Looking at load avg, it isnt having much work todo.
How does NetXMS agent measure the CPU load?
16 CPU cores 32 Threads
@proxmox:~$ w
07:39:43 up 15 days, 9:28, 1 user, load average: 0.59, 0.64, 0.72
1 vCPU
@lxc01:~$ w
07:36:43 up 1 day, 12:02, 1 user, load average: 0.64, 0.73, 0.77
1 vCPU
@lxc02:~$ w
07:38:35 up 1 day, 13:18, 2 users, load average: 0.59, 0.64, 0.73
Looks interesting. Does it happens for all LXC containers on Proxmox or only for some of them? What is Proxmox version and what are the systems that are insde the containers?

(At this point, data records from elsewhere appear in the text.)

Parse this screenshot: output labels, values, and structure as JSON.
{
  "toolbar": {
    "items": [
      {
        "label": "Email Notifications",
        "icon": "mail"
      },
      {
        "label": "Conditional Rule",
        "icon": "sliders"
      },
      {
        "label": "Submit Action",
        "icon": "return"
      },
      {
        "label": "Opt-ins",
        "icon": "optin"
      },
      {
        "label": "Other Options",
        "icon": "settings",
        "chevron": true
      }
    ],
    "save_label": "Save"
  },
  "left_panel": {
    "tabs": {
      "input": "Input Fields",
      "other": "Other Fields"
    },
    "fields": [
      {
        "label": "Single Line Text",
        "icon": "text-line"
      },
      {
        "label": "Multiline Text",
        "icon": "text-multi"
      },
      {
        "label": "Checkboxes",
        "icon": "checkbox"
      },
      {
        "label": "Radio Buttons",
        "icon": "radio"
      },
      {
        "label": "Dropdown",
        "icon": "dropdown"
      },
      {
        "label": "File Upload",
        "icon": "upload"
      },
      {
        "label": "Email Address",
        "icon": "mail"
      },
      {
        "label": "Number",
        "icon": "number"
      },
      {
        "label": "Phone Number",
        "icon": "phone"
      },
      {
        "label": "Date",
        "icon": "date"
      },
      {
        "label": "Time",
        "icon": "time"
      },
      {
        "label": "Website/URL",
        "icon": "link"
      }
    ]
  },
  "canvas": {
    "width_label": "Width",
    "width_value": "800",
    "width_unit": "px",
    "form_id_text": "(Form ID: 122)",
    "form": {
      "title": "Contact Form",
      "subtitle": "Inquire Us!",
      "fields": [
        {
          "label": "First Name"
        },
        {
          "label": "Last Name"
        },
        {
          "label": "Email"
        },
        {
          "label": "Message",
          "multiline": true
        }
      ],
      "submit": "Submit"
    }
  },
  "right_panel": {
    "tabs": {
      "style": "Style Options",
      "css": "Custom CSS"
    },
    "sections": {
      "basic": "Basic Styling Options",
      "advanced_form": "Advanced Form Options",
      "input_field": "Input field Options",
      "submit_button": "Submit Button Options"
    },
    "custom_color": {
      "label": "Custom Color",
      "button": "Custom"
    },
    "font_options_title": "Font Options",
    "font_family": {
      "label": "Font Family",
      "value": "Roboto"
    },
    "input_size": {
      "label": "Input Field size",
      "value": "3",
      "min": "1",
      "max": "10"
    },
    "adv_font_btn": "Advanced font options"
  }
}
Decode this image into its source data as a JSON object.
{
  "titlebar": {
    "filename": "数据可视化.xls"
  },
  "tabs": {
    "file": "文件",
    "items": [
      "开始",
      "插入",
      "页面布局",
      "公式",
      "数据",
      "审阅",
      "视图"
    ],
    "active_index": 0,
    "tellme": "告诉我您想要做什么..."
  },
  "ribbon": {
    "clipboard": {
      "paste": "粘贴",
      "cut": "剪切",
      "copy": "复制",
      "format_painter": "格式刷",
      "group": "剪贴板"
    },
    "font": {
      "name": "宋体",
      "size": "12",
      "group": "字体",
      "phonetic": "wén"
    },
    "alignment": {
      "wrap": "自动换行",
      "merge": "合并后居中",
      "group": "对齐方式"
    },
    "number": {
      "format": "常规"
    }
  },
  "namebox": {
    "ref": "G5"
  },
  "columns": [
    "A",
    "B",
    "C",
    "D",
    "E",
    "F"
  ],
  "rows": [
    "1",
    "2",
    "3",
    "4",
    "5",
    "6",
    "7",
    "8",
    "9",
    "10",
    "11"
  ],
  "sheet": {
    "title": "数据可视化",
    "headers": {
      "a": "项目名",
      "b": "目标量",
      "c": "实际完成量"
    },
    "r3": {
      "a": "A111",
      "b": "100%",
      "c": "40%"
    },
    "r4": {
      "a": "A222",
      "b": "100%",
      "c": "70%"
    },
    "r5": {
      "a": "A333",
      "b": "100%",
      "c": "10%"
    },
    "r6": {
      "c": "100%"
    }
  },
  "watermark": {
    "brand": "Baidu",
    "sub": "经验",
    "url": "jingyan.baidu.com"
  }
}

Latest proxmox 6.1 and up2date with apt.
Containers are Ubuntu 18.04.4 also up2date with apt.
Does not happen with all lxc in the cluster.
Had 2 out of 3 on same proxmox node having this when reporting.
It happens randomly, but it seems to hang after the containers have had a big load.
NetXMS takes CPU load information from /proc/stat. We just read this file once per second, calculate deltas and divide the deltas by sum of them.
Please run below command on a container that got into that state and share the output:
n=1; while [ $n -le 60 ]; do cat /proc/stat | grep cpu0; sleep 1; n=$((n+1)); done
Then restart the container and get these stats again so we could have some data for comparison.